Well, the simplest answer would be I was fed up and angry. I wanted to step up. But my means to accomplish that were terrible. I remember insulting my friend over a joke and escalating the subject for no reasons other than my apparent loneliness. I didn't feel like I fitted in. I only talked to ''the misfits'' of my class, people that actually had personality. They were only 2 and sometimes I doubted if we were even on the same wavelength. As much as I tried to talk with the others, it never clicked and I was feeling more and more dreadful. Like a feeling of : ''Something is wrong with me and nobody is telling me that''
From this, I got sad and isolated myself even from my friends in a corner, trying to figure out what is wrong. Then, I got angry with everyone, and that little joke about me, felt like the most spiteful childish insult. Like a beast I started with lowering my voice, pouring out the most sarcastic remarks, with spiteful laughs in the face of my enemy crumbling to emotions. At the peak of the fiery remarks, a shy push was all I needed to go on the attack and lunge myself forward in the hair of my friend. All stopped, when the teacher came and witnessed everything. But only for a time, because during the lecture the spiteful war was still going out strong. The two of us shared the same desk, that's how close we were.

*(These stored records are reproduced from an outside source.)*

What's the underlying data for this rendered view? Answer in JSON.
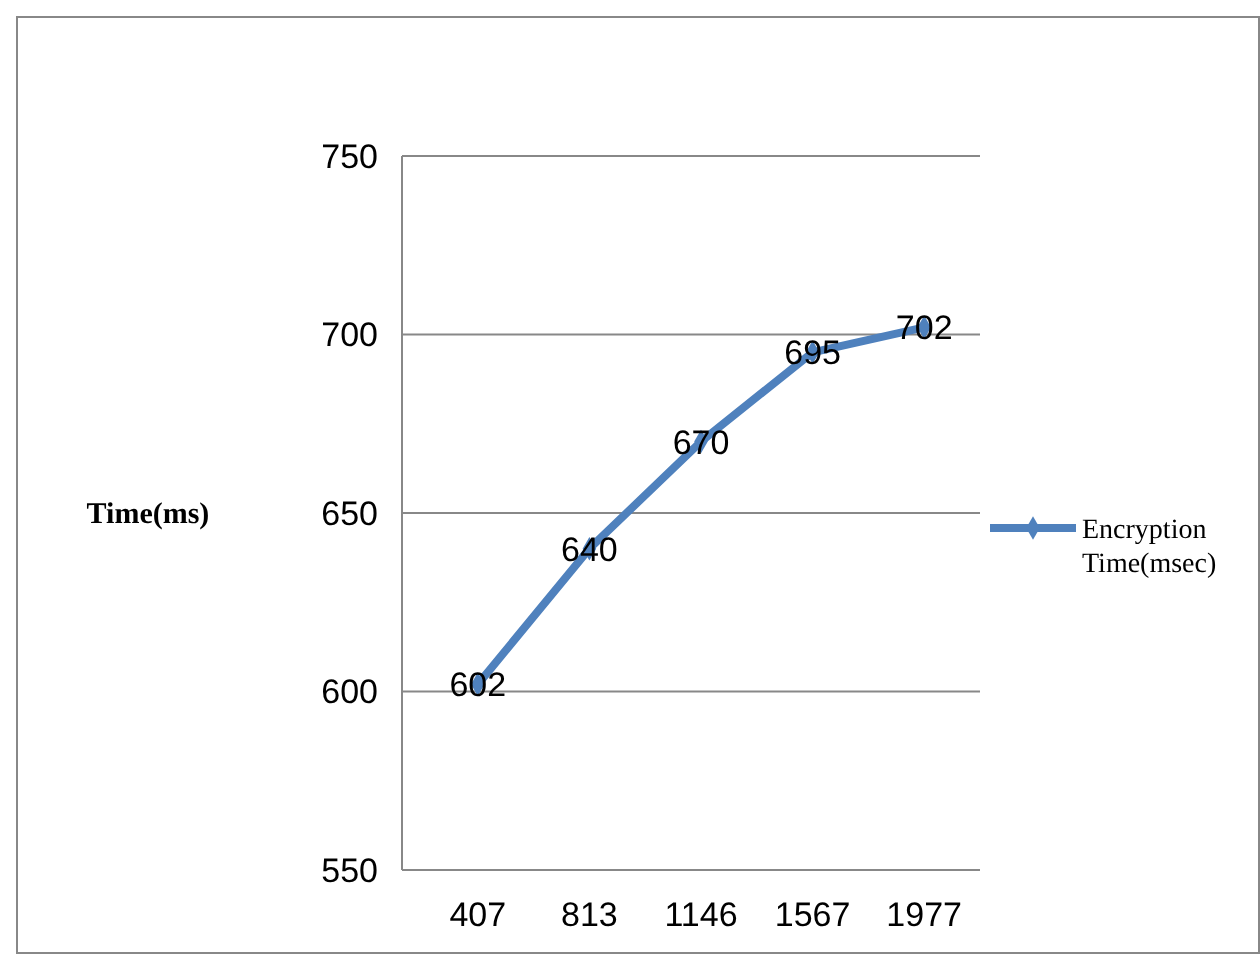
{
  "chart_data": {
    "type": "line",
    "ylabel": "Time(ms)",
    "categories": [
      "407",
      "813",
      "1146",
      "1567",
      "1977"
    ],
    "series": [
      {
        "name": "Encryption Time(msec)",
        "color": "#4f81bd",
        "values": [
          602,
          640,
          670,
          695,
          702
        ]
      }
    ],
    "ylim": [
      550,
      750
    ],
    "yticks": [
      550,
      600,
      650,
      700,
      750
    ],
    "grid": "y",
    "legend": "right",
    "marker": "diamond",
    "data_labels": true
  }
}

From this moment on, I knew in my heart it was my fault, but what could I do to deescalate this? Well, lie! Tell everyone that nothing happened we were just playing, even tho obviously we weren't. The easiest way to calm humans is to give them a story that doesn't disturb them and resolves itself in the simplest way possible. The more you make them relate the better. That's how I dealt with my mom: '' Oh, it's nothing mom, we just played around over a shiny pen, I gotta do that homework now. See you!''
The teacher told her we fought. I replied : ''Oh yeah, over a pen I wanted to try, in the end I gave it back and apologized , nothing happened'' At home I succeeded so I continued. Next week I acted normally with everyone, even around my friend. I was calm and composed to every glance, in every reply, to every excuse I could manage to invent about the why I did it.

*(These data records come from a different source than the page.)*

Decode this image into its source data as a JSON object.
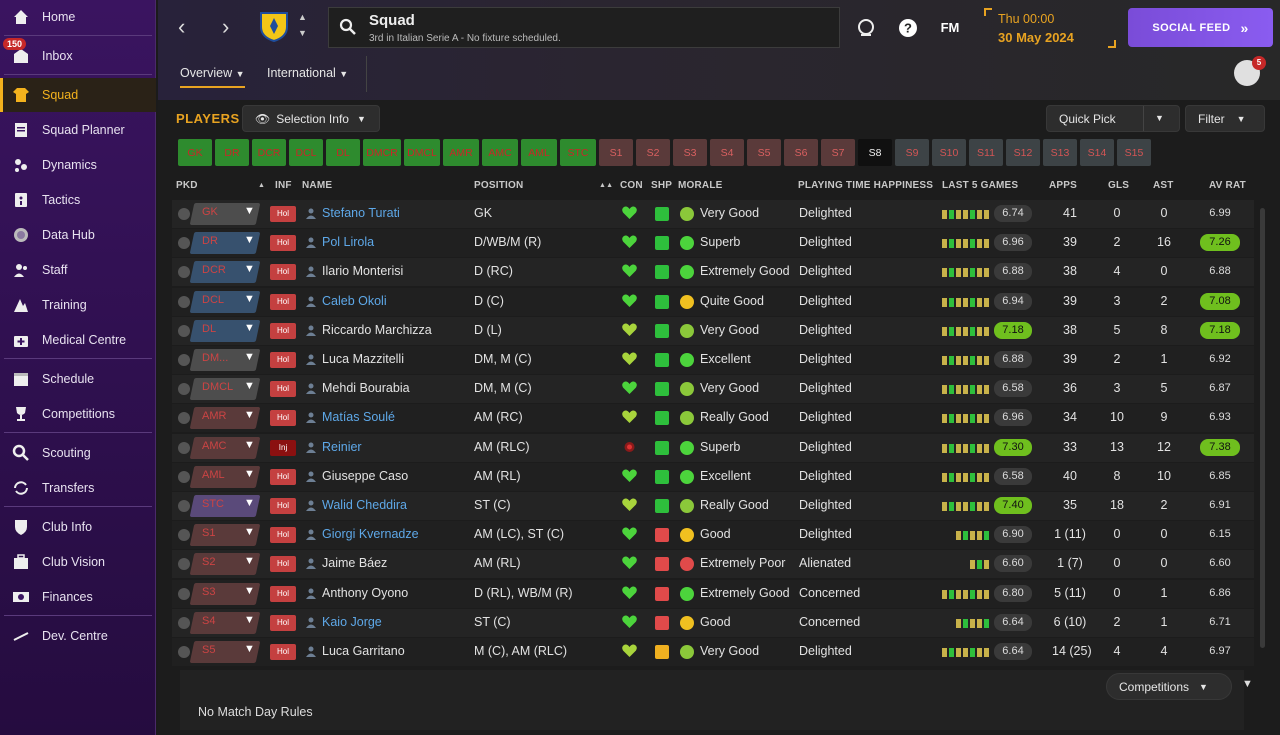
{
  "sidebar": {
    "inbox_badge": "150",
    "items": [
      {
        "label": "Home",
        "icon": "home-icon"
      },
      {
        "label": "Inbox",
        "icon": "inbox-icon"
      },
      {
        "label": "Squad",
        "icon": "shirt-icon"
      },
      {
        "label": "Squad Planner",
        "icon": "clipboard-icon"
      },
      {
        "label": "Dynamics",
        "icon": "dynamics-icon"
      },
      {
        "label": "Tactics",
        "icon": "tactics-icon"
      },
      {
        "label": "Data Hub",
        "icon": "data-hub-icon"
      },
      {
        "label": "Staff",
        "icon": "staff-icon"
      },
      {
        "label": "Training",
        "icon": "training-icon"
      },
      {
        "label": "Medical Centre",
        "icon": "medical-icon"
      },
      {
        "label": "Schedule",
        "icon": "calendar-icon"
      },
      {
        "label": "Competitions",
        "icon": "trophy-icon"
      },
      {
        "label": "Scouting",
        "icon": "scouting-icon"
      },
      {
        "label": "Transfers",
        "icon": "transfers-icon"
      },
      {
        "label": "Club Info",
        "icon": "shield-icon"
      },
      {
        "label": "Club Vision",
        "icon": "briefcase-icon"
      },
      {
        "label": "Finances",
        "icon": "money-icon"
      },
      {
        "label": "Dev. Centre",
        "icon": "dev-centre-icon"
      }
    ]
  },
  "header": {
    "title": "Squad",
    "subtitle": "3rd in Italian Serie A - No fixture scheduled.",
    "fm_label": "FM",
    "time": "Thu 00:00",
    "date": "30 May 2024",
    "social_feed": "SOCIAL FEED",
    "notif_count": "5",
    "tabs": [
      "Overview",
      "International"
    ]
  },
  "toolbar": {
    "players_label": "PLAYERS",
    "selection_info": "Selection Info",
    "quick_pick": "Quick Pick",
    "filter": "Filter",
    "competitions": "Competitions",
    "footer_text": "No Match Day Rules"
  },
  "selections": [
    "GK",
    "DR",
    "DCR",
    "DCL",
    "DL",
    "DMCR",
    "DMCL",
    "AMR",
    "AMC",
    "AML",
    "STC",
    "S1",
    "S2",
    "S3",
    "S4",
    "S5",
    "S6",
    "S7",
    "S8",
    "S9",
    "S10",
    "S11",
    "S12",
    "S13",
    "S14",
    "S15"
  ],
  "columns": [
    "PKD",
    "INF",
    "NAME",
    "POSITION",
    "CON",
    "SHP",
    "MORALE",
    "PLAYING TIME HAPPINESS",
    "LAST 5 GAMES",
    "APPS",
    "GLS",
    "AST",
    "AV RAT"
  ],
  "players": [
    {
      "pkd": "GK",
      "inf": "Hol",
      "name": "Stefano Turati",
      "link": true,
      "position": "GK",
      "morale": "Very Good",
      "happiness": "Delighted",
      "form": "6.74",
      "apps": "41",
      "gls": "0",
      "ast": "0",
      "avrat": "6.99"
    },
    {
      "pkd": "DR",
      "inf": "Hol",
      "name": "Pol Lirola",
      "link": true,
      "position": "D/WB/M (R)",
      "morale": "Superb",
      "happiness": "Delighted",
      "form": "6.96",
      "apps": "39",
      "gls": "2",
      "ast": "16",
      "avrat": "7.26"
    },
    {
      "pkd": "DCR",
      "inf": "Hol",
      "name": "Ilario Monterisi",
      "link": false,
      "position": "D (RC)",
      "morale": "Extremely Good",
      "happiness": "Delighted",
      "form": "6.88",
      "apps": "38",
      "gls": "4",
      "ast": "0",
      "avrat": "6.88"
    },
    {
      "pkd": "DCL",
      "inf": "Hol",
      "name": "Caleb Okoli",
      "link": true,
      "position": "D (C)",
      "morale": "Quite Good",
      "happiness": "Delighted",
      "form": "6.94",
      "apps": "39",
      "gls": "3",
      "ast": "2",
      "avrat": "7.08"
    },
    {
      "pkd": "DL",
      "inf": "Hol",
      "name": "Riccardo Marchizza",
      "link": false,
      "position": "D (L)",
      "morale": "Very Good",
      "happiness": "Delighted",
      "form": "7.18",
      "apps": "38",
      "gls": "5",
      "ast": "8",
      "avrat": "7.18"
    },
    {
      "pkd": "DM...",
      "inf": "Hol",
      "name": "Luca Mazzitelli",
      "link": false,
      "position": "DM, M (C)",
      "morale": "Excellent",
      "happiness": "Delighted",
      "form": "6.88",
      "apps": "39",
      "gls": "2",
      "ast": "1",
      "avrat": "6.92"
    },
    {
      "pkd": "DMCL",
      "inf": "Hol",
      "name": "Mehdi Bourabia",
      "link": false,
      "position": "DM, M (C)",
      "morale": "Very Good",
      "happiness": "Delighted",
      "form": "6.58",
      "apps": "36",
      "gls": "3",
      "ast": "5",
      "avrat": "6.87"
    },
    {
      "pkd": "AMR",
      "inf": "Hol",
      "name": "Matías Soulé",
      "link": true,
      "position": "AM (RC)",
      "morale": "Really Good",
      "happiness": "Delighted",
      "form": "6.96",
      "apps": "34",
      "gls": "10",
      "ast": "9",
      "avrat": "6.93"
    },
    {
      "pkd": "AMC",
      "inf": "Inj",
      "name": "Reinier",
      "link": true,
      "position": "AM (RLC)",
      "morale": "Superb",
      "happiness": "Delighted",
      "form": "7.30",
      "apps": "33",
      "gls": "13",
      "ast": "12",
      "avrat": "7.38"
    },
    {
      "pkd": "AML",
      "inf": "Hol",
      "name": "Giuseppe Caso",
      "link": false,
      "position": "AM (RL)",
      "morale": "Excellent",
      "happiness": "Delighted",
      "form": "6.58",
      "apps": "40",
      "gls": "8",
      "ast": "10",
      "avrat": "6.85"
    },
    {
      "pkd": "STC",
      "inf": "Hol",
      "name": "Walid Cheddira",
      "link": true,
      "position": "ST (C)",
      "morale": "Really Good",
      "happiness": "Delighted",
      "form": "7.40",
      "apps": "35",
      "gls": "18",
      "ast": "2",
      "avrat": "6.91"
    },
    {
      "pkd": "S1",
      "inf": "Hol",
      "name": "Giorgi Kvernadze",
      "link": true,
      "position": "AM (LC), ST (C)",
      "morale": "Good",
      "happiness": "Delighted",
      "form": "6.90",
      "apps": "1 (11)",
      "gls": "0",
      "ast": "0",
      "avrat": "6.15"
    },
    {
      "pkd": "S2",
      "inf": "Hol",
      "name": "Jaime Báez",
      "link": false,
      "position": "AM (RL)",
      "morale": "Extremely Poor",
      "happiness": "Alienated",
      "form": "6.60",
      "apps": "1 (7)",
      "gls": "0",
      "ast": "0",
      "avrat": "6.60"
    },
    {
      "pkd": "S3",
      "inf": "Hol",
      "name": "Anthony Oyono",
      "link": false,
      "position": "D (RL), WB/M (R)",
      "morale": "Extremely Good",
      "happiness": "Concerned",
      "form": "6.80",
      "apps": "5 (11)",
      "gls": "0",
      "ast": "1",
      "avrat": "6.86"
    },
    {
      "pkd": "S4",
      "inf": "Hol",
      "name": "Kaio Jorge",
      "link": true,
      "position": "ST (C)",
      "morale": "Good",
      "happiness": "Concerned",
      "form": "6.64",
      "apps": "6 (10)",
      "gls": "2",
      "ast": "1",
      "avrat": "6.71"
    },
    {
      "pkd": "S5",
      "inf": "Hol",
      "name": "Luca Garritano",
      "link": false,
      "position": "M (C), AM (RLC)",
      "morale": "Very Good",
      "happiness": "Delighted",
      "form": "6.64",
      "apps": "14 (25)",
      "gls": "4",
      "ast": "4",
      "avrat": "6.97"
    }
  ],
  "colors": {
    "accent": "#e8a321",
    "link": "#5ea8e8",
    "good": "#6fbf1e",
    "sidebar": "#3a1460",
    "social": "#8a5cf0"
  }
}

At the end of that week everything was normal. I even went to my friend and properly apologized, so I was forgiven. Then this teacher that witnessed everything. Come straight to me, she knows everything I thought to myself. ''Surely, she saw through my facade.'' I was prepared to be scolded and humiliated, my worst fear that I was avoiding doing all of this. I was paralyzed. But then, all that I hear was: ''You really are such a fox, Alex.''
I grinned and it stuck with me. Ha! If I could pull this off, I surely am a fox, that's why I don't fit in. Silly me, but It worked no one found my true intent and I fixed this social problem without facing my worst fear of being publicly mocked. I should have only known that this was a blessing and a curse.
PS. This is a story and should not be taken seriously. Enjoy!